What worked. Investing in memory before features. The instinct in most AI rollouts is to ship a chatbot first and worry about grounding later; we did it the other way round, and every downstream workflow was better for it. Pattern reuse compounds — each engagement adds to the DB, which makes the next engagement's AI assistance sharper. Treating sales as a first-class consumer also mattered: most internal AI programmes are built for delivery and "shown to sales" as an afterthought; building demos for sales from the start changed how the programme was perceived and gave it air-cover that pure internal tooling rarely gets.
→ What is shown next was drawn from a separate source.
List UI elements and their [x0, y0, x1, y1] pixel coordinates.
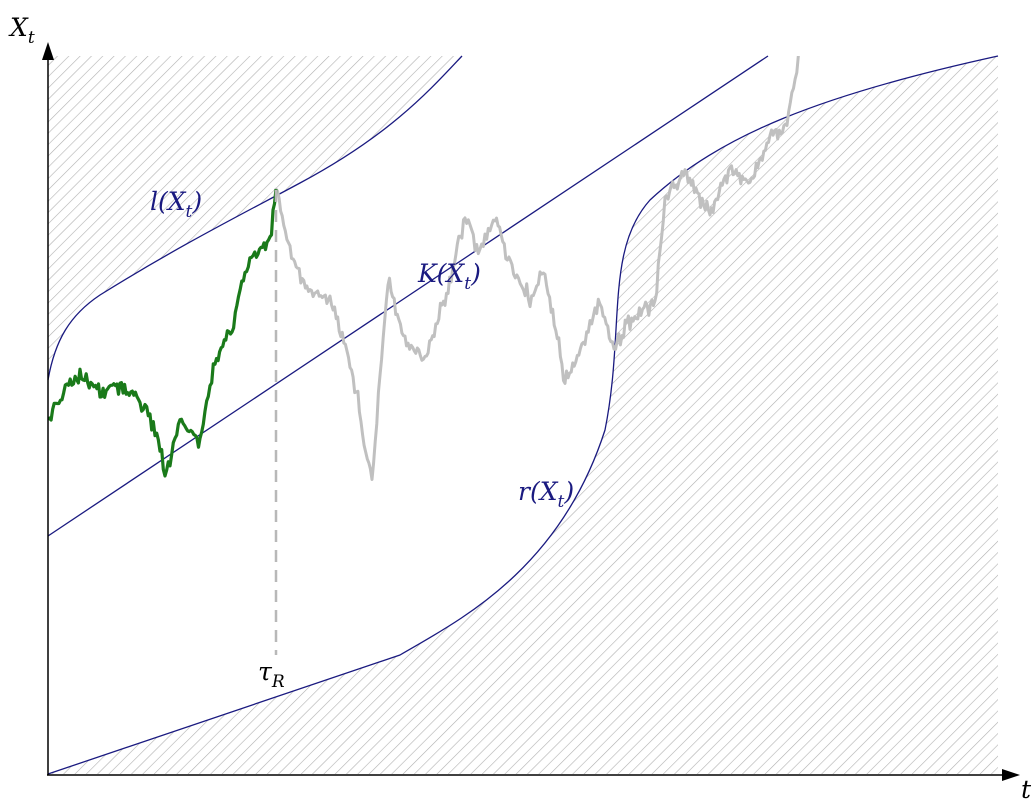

What I'd do differently. Stand up the cross-functional cadence in week one, not month three. Early on I treated alignment as something to do once we had something to show; having leadership, delivery, and sales in the room from the start would have shortened the feedback loop and made the eventual rollout less of a surprise. The cadence isn't a reporting overhead, it's part of the product.

Skill developed. Recognising the difference between "AI that makes an individual faster" and "AI that makes a practice faster". They look similar from outside but compound very differently. Individual-scoped AI peaks at the productivity of whoever is using it that day; practice-scoped AI — grounded in shared memory and woven into cross-functional cadences — keeps getting better as the firm does more work. That distinction is now how I scope every AI engagement, internal or client-facing.